Варвара вяло пожала плечами.
– Какие-то друзья сказали Лиде – это моя старшая сестра, – что приличная семья ищет няньку для двух детей. Платят, правда, немного… Ну, я и пошла. Тем более что кормежку тоже обещали…
– И сколько вы там проработали?
– Месяца три. Или четыре? – Резникова вздохнула. – Начала я… да, в марте. – Она говорила так, словно март, который она имела в виду, был сто лет тому назад.
– Вам нравилось у Елистратовых? – рискнул задать вопрос Опалин.
– Нравилось? – как-то неопределенно переспросила Варвара. – Ну… когда хозяйка говорит: «Не надо для нее готовить, объедками обойдется», такое может понравиться? И ведь она знала, что я ее слышу, – прибавила девушка с ожесточением.

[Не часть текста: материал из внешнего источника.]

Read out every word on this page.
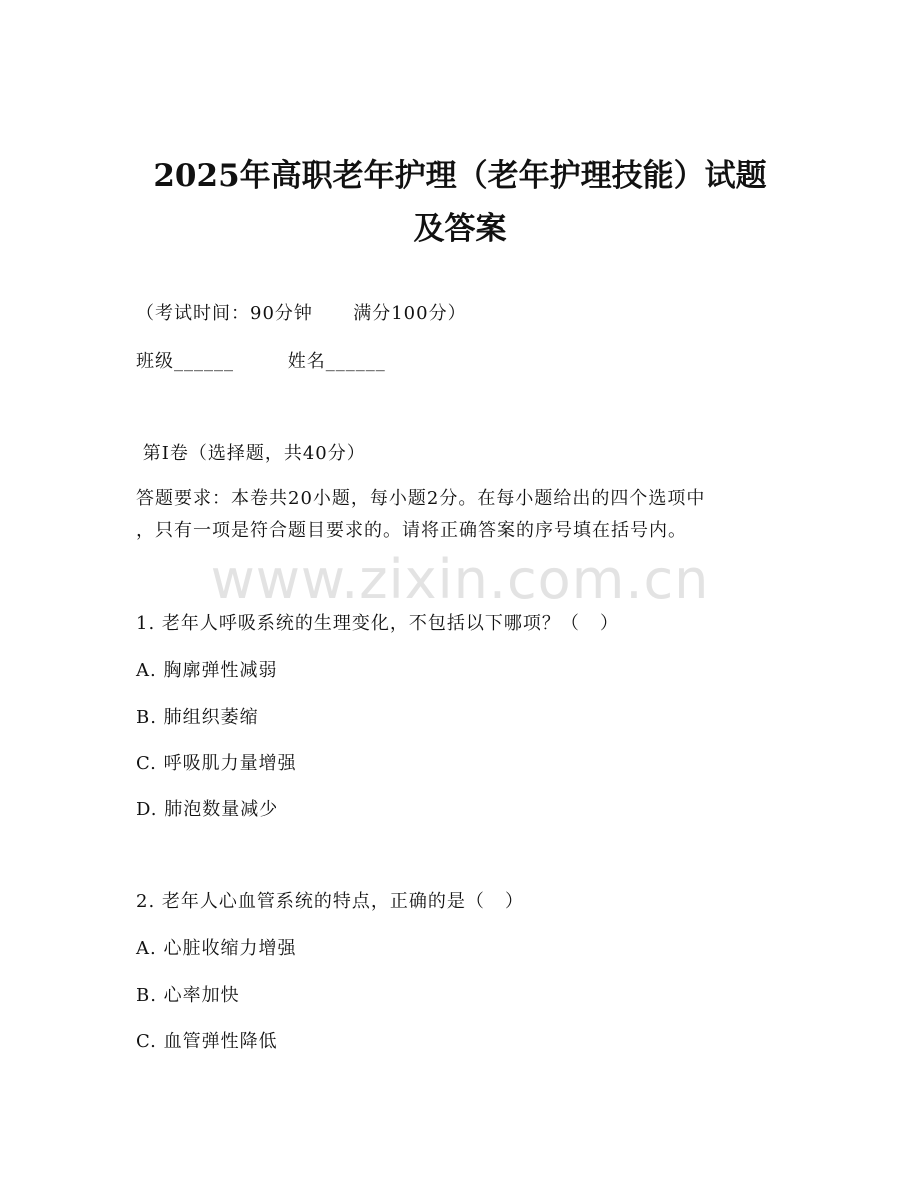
2025年高职老年护理（老年护理技能）试题
及答案
（考试时间：90分钟      满分100分）
班级______        姓名______
第I卷（选择题，共40分）
答题要求：本卷共20小题，每小题2分。在每小题给出的四个选项中
，只有一项是符合题目要求的。请将正确答案的序号填在括号内。
www.zixin.com.cn
1. 老年人呼吸系统的生理变化，不包括以下哪项？（   ）
A. 胸廓弹性减弱
B. 肺组织萎缩
C. 呼吸肌力量增强
D. 肺泡数量减少
2. 老年人心血管系统的特点，正确的是（   ）
A. 心脏收缩力增强
B. 心率加快
C. 血管弹性降低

– Хозяйка – кого именно вы имеете в виду?
– Да Екатерину Сергеевну. Жену Дмитрия Александровича… Он младший из братьев, но его жена все равно вела себя как хозяйка.
– В самом деле?
– Конечно. Важничала ужасно – у нее же мальчики, близнецы, а у Романа Александровича только дочь и жена все время болеет. А может, не болеет, – прибавила Варя задумчиво, – может, она притворялась только, чтобы муж о ней беспокоился и по бабам не бегал. Даша думала, что она все притворяется, а так-то здоровая как бык.
– Даша – это Дарья Кошиц, домработница?
– Да. Она второй год у них служила. Так-то у них мало кто задерживался. При старом профессоре, да когда еще жена его была жива, восемь человек прислуги было. И швейцар, и повар, и садовник. Не то что сейчас. Даша и готовила, и стирала, и убирала.
– А вы, значит, за детьми следили?
– Следила. Гулять с ними было хорошо, а вот дома они капризничали. Я им пыталась сказки читать, но хозяйка мне говорила, чтобы я книги не брала. Что она думала, я их украду? – Варя возмущенно покривила рот.
– А Надежду Новикову вы знали? – спросил Опалин.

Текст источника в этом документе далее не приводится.